PubMed publication list

Data analysis and basic statistical support

Faculty and students in the School of Medicine needing support in analysing their data may contact me for assistance. I strongly encourage you to talk to me during the design phase of your experiment, in order to ensure you collect data and have a plan for data analysis which will accurately test your hypotheses. I also encourage investigators who are in the process of writing grants to discuss the statistical needs of their projects with me during the grant writing phase. For projects that will require extensive statistical support, you should consider including salary support in your budget.

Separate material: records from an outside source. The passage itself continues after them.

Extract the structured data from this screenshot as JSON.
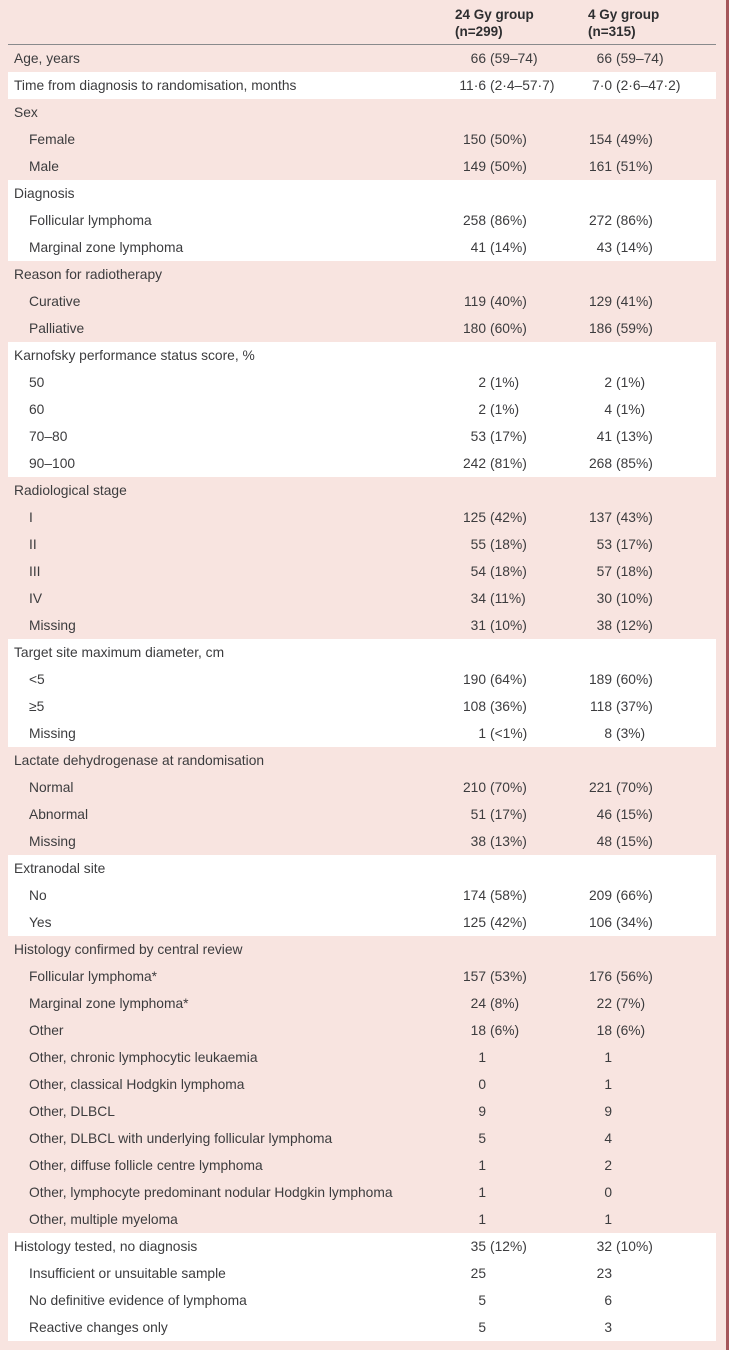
{
  "colors": {
    "band_pink": "#f8e4e0",
    "band_white": "#ffffff",
    "page_edge": "#a5565a",
    "rule": "#898a8c",
    "text": "#3c3c3e",
    "header_text": "#2e2e30"
  },
  "table": {
    "columns": [
      {
        "title": "24 Gy group",
        "n": "(n=299)"
      },
      {
        "title": "4 Gy group",
        "n": "(n=315)"
      }
    ],
    "sections": [
      {
        "bg": "pink",
        "rows": [
          {
            "label": "Age, years",
            "indent": false,
            "c1": "66",
            "p1": "(59–74)",
            "c2": "66",
            "p2": "(59–74)"
          }
        ]
      },
      {
        "bg": "white",
        "rows": [
          {
            "label": "Time from diagnosis to randomisation, months",
            "indent": false,
            "c1": "11·6",
            "p1": "(2·4–57·7)",
            "c2": "7·0",
            "p2": "(2·6–47·2)"
          }
        ]
      },
      {
        "bg": "pink",
        "rows": [
          {
            "label": "Sex",
            "indent": false,
            "c1": "",
            "p1": "",
            "c2": "",
            "p2": ""
          },
          {
            "label": "Female",
            "indent": true,
            "c1": "150",
            "p1": "(50%)",
            "c2": "154",
            "p2": "(49%)"
          },
          {
            "label": "Male",
            "indent": true,
            "c1": "149",
            "p1": "(50%)",
            "c2": "161",
            "p2": "(51%)"
          }
        ]
      },
      {
        "bg": "white",
        "rows": [
          {
            "label": "Diagnosis",
            "indent": false,
            "c1": "",
            "p1": "",
            "c2": "",
            "p2": ""
          },
          {
            "label": "Follicular lymphoma",
            "indent": true,
            "c1": "258",
            "p1": "(86%)",
            "c2": "272",
            "p2": "(86%)"
          },
          {
            "label": "Marginal zone lymphoma",
            "indent": true,
            "c1": "41",
            "p1": "(14%)",
            "c2": "43",
            "p2": "(14%)"
          }
        ]
      },
      {
        "bg": "pink",
        "rows": [
          {
            "label": "Reason for radiotherapy",
            "indent": false,
            "c1": "",
            "p1": "",
            "c2": "",
            "p2": ""
          },
          {
            "label": "Curative",
            "indent": true,
            "c1": "119",
            "p1": "(40%)",
            "c2": "129",
            "p2": "(41%)"
          },
          {
            "label": "Palliative",
            "indent": true,
            "c1": "180",
            "p1": "(60%)",
            "c2": "186",
            "p2": "(59%)"
          }
        ]
      },
      {
        "bg": "white",
        "rows": [
          {
            "label": "Karnofsky performance status score, %",
            "indent": false,
            "c1": "",
            "p1": "",
            "c2": "",
            "p2": ""
          },
          {
            "label": "50",
            "indent": true,
            "c1": "2",
            "p1": "(1%)",
            "c2": "2",
            "p2": "(1%)"
          },
          {
            "label": "60",
            "indent": true,
            "c1": "2",
            "p1": "(1%)",
            "c2": "4",
            "p2": "(1%)"
          },
          {
            "label": "70–80",
            "indent": true,
            "c1": "53",
            "p1": "(17%)",
            "c2": "41",
            "p2": "(13%)"
          },
          {
            "label": "90–100",
            "indent": true,
            "c1": "242",
            "p1": "(81%)",
            "c2": "268",
            "p2": "(85%)"
          }
        ]
      },
      {
        "bg": "pink",
        "rows": [
          {
            "label": "Radiological stage",
            "indent": false,
            "c1": "",
            "p1": "",
            "c2": "",
            "p2": ""
          },
          {
            "label": "I",
            "indent": true,
            "c1": "125",
            "p1": "(42%)",
            "c2": "137",
            "p2": "(43%)"
          },
          {
            "label": "II",
            "indent": true,
            "c1": "55",
            "p1": "(18%)",
            "c2": "53",
            "p2": "(17%)"
          },
          {
            "label": "III",
            "indent": true,
            "c1": "54",
            "p1": "(18%)",
            "c2": "57",
            "p2": "(18%)"
          },
          {
            "label": "IV",
            "indent": true,
            "c1": "34",
            "p1": "(11%)",
            "c2": "30",
            "p2": "(10%)"
          },
          {
            "label": "Missing",
            "indent": true,
            "c1": "31",
            "p1": "(10%)",
            "c2": "38",
            "p2": "(12%)"
          }
        ]
      },
      {
        "bg": "white",
        "rows": [
          {
            "label": "Target site maximum diameter, cm",
            "indent": false,
            "c1": "",
            "p1": "",
            "c2": "",
            "p2": ""
          },
          {
            "label": "<5",
            "indent": true,
            "c1": "190",
            "p1": "(64%)",
            "c2": "189",
            "p2": "(60%)"
          },
          {
            "label": "≥5",
            "indent": true,
            "c1": "108",
            "p1": "(36%)",
            "c2": "118",
            "p2": "(37%)"
          },
          {
            "label": "Missing",
            "indent": true,
            "c1": "1",
            "p1": "(<1%)",
            "c2": "8",
            "p2": "(3%)"
          }
        ]
      },
      {
        "bg": "pink",
        "rows": [
          {
            "label": "Lactate dehydrogenase at randomisation",
            "indent": false,
            "c1": "",
            "p1": "",
            "c2": "",
            "p2": ""
          },
          {
            "label": "Normal",
            "indent": true,
            "c1": "210",
            "p1": "(70%)",
            "c2": "221",
            "p2": "(70%)"
          },
          {
            "label": "Abnormal",
            "indent": true,
            "c1": "51",
            "p1": "(17%)",
            "c2": "46",
            "p2": "(15%)"
          },
          {
            "label": "Missing",
            "indent": true,
            "c1": "38",
            "p1": "(13%)",
            "c2": "48",
            "p2": "(15%)"
          }
        ]
      },
      {
        "bg": "white",
        "rows": [
          {
            "label": "Extranodal site",
            "indent": false,
            "c1": "",
            "p1": "",
            "c2": "",
            "p2": ""
          },
          {
            "label": "No",
            "indent": true,
            "c1": "174",
            "p1": "(58%)",
            "c2": "209",
            "p2": "(66%)"
          },
          {
            "label": "Yes",
            "indent": true,
            "c1": "125",
            "p1": "(42%)",
            "c2": "106",
            "p2": "(34%)"
          }
        ]
      },
      {
        "bg": "pink",
        "rows": [
          {
            "label": "Histology confirmed by central review",
            "indent": false,
            "c1": "",
            "p1": "",
            "c2": "",
            "p2": ""
          },
          {
            "label": "Follicular lymphoma*",
            "indent": true,
            "c1": "157",
            "p1": "(53%)",
            "c2": "176",
            "p2": "(56%)"
          },
          {
            "label": "Marginal zone lymphoma*",
            "indent": true,
            "c1": "24",
            "p1": "(8%)",
            "c2": "22",
            "p2": "(7%)"
          },
          {
            "label": "Other",
            "indent": true,
            "c1": "18",
            "p1": "(6%)",
            "c2": "18",
            "p2": "(6%)"
          },
          {
            "label": "Other, chronic lymphocytic leukaemia",
            "indent": true,
            "c1": "1",
            "p1": "",
            "c2": "1",
            "p2": ""
          },
          {
            "label": "Other, classical Hodgkin lymphoma",
            "indent": true,
            "c1": "0",
            "p1": "",
            "c2": "1",
            "p2": ""
          },
          {
            "label": "Other, DLBCL",
            "indent": true,
            "c1": "9",
            "p1": "",
            "c2": "9",
            "p2": ""
          },
          {
            "label": "Other, DLBCL with underlying follicular lymphoma",
            "indent": true,
            "c1": "5",
            "p1": "",
            "c2": "4",
            "p2": ""
          },
          {
            "label": "Other, diffuse follicle centre lymphoma",
            "indent": true,
            "c1": "1",
            "p1": "",
            "c2": "2",
            "p2": ""
          },
          {
            "label": "Other, lymphocyte predominant nodular Hodgkin lymphoma",
            "indent": true,
            "c1": "1",
            "p1": "",
            "c2": "0",
            "p2": ""
          },
          {
            "label": "Other, multiple myeloma",
            "indent": true,
            "c1": "1",
            "p1": "",
            "c2": "1",
            "p2": ""
          }
        ]
      },
      {
        "bg": "white",
        "rows": [
          {
            "label": "Histology tested, no diagnosis",
            "indent": false,
            "c1": "35",
            "p1": "(12%)",
            "c2": "32",
            "p2": "(10%)"
          },
          {
            "label": "Insufficient or unsuitable sample",
            "indent": true,
            "c1": "25",
            "p1": "",
            "c2": "23",
            "p2": ""
          },
          {
            "label": "No definitive evidence of lymphoma",
            "indent": true,
            "c1": "5",
            "p1": "",
            "c2": "6",
            "p2": ""
          },
          {
            "label": "Reactive changes only",
            "indent": true,
            "c1": "5",
            "p1": "",
            "c2": "3",
            "p2": ""
          }
        ]
      }
    ]
  }
}
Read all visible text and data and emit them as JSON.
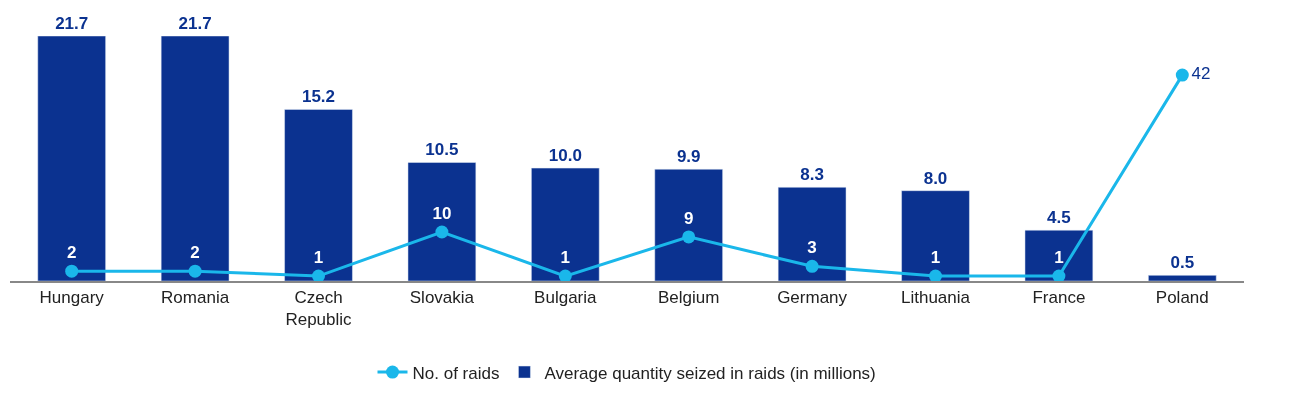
{
  "chart_data": {
    "type": "bar",
    "categories": [
      "Hungary",
      "Romania",
      "Czech Republic",
      "Slovakia",
      "Bulgaria",
      "Belgium",
      "Germany",
      "Lithuania",
      "France",
      "Poland"
    ],
    "series": [
      {
        "name": "No. of raids",
        "type": "line",
        "axis": "y2",
        "color": "#1ab7ea",
        "values": [
          2,
          2,
          1,
          10,
          1,
          9,
          3,
          1,
          1,
          42
        ]
      },
      {
        "name": "Average quantity seized in raids (in millions)",
        "color": "#0b3290",
        "values": [
          21.7,
          21.7,
          15.2,
          10.5,
          10.0,
          9.9,
          8.3,
          8.0,
          4.5,
          0.5
        ],
        "value_labels": [
          "21.7",
          "21.7",
          "15.2",
          "10.5",
          "10.0",
          "9.9",
          "8.3",
          "8.0",
          "4.5",
          "0.5"
        ]
      }
    ],
    "data_labels": true,
    "marker": "circle",
    "line_style": "solid",
    "legend": "bottom",
    "tick_labels": "x"
  }
}
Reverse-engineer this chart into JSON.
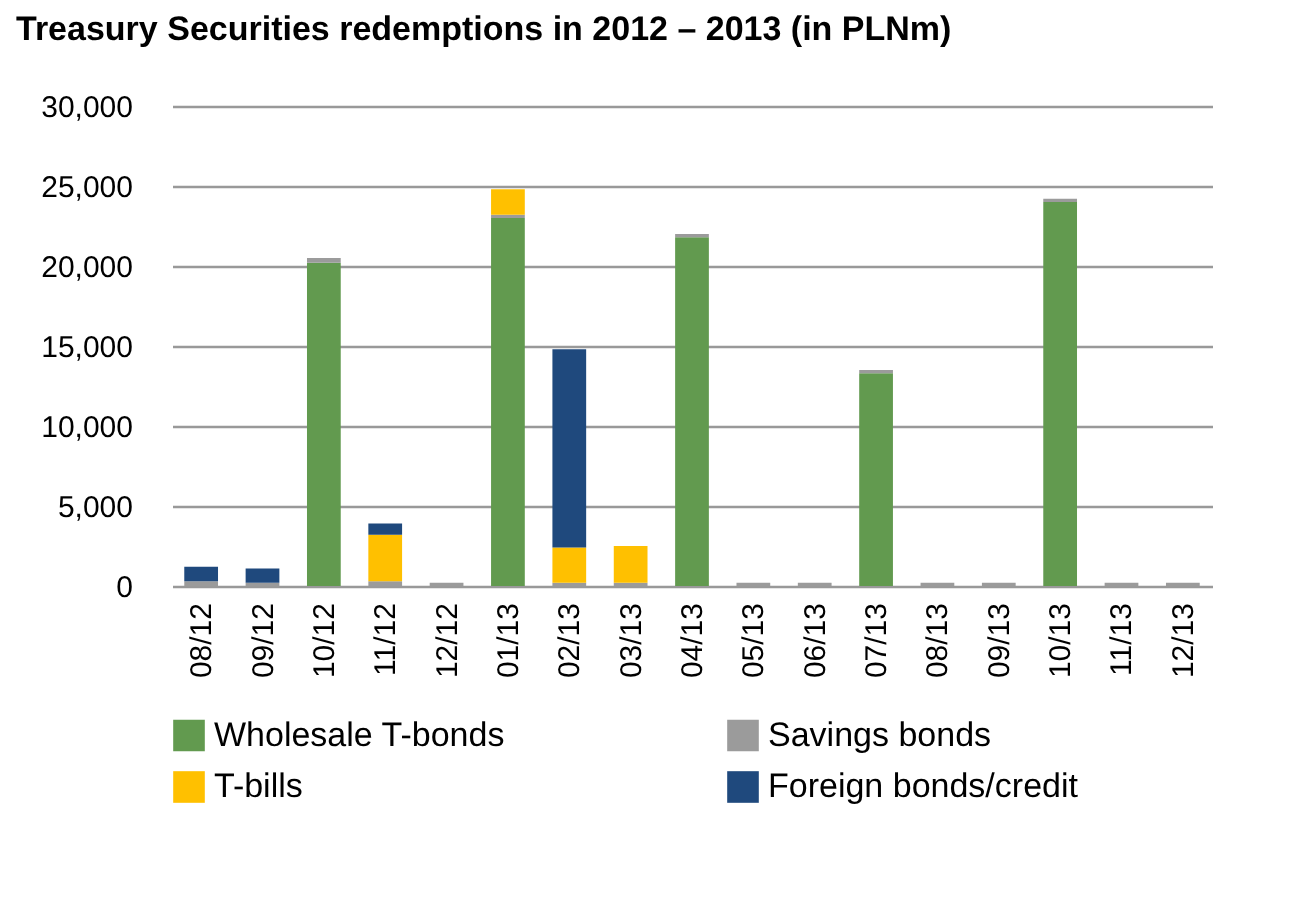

Analysis of microarray and high-throughput data

Genome-wide anlayses such as those performed by microarray and high-throughput sequencing present specific challenges in both management and analysis of the data generated. In particular, the very large number of parallel tests being performed make the interpretation of statistical results for an individual gene, snp, or microRNA highly complex. A number of specialized statistical techniques are available for this scenario. Through the Marshall University Genomics Core Facility I analyze data generated from both microarray and high-throughput sequencing assays performed in the core. This analysis is an integral part of the service provided by the core facility. For data generated from other facilities, including data available in public data repositories such as NCBI GEO. Several investigators with whom I have worked have made significant discoveries using data generated from previous publications and reanalyzed to test their own hypotheses.

Data management and database programming

The various cores and grants with which I am associated support a number of different pieces of computer server hardware, most of which run relational database systems. For large projects which need database support, including custom, web-based interfaces, we can consider developing and supporting those on one of our servers.

Custom scientific programming

For novel or especially complex assays, off-the-shelf software may not provide adequate visualization of data. For these cases, acustom programming in Java and/or R can be provided to produce images suitable for publication or presentation.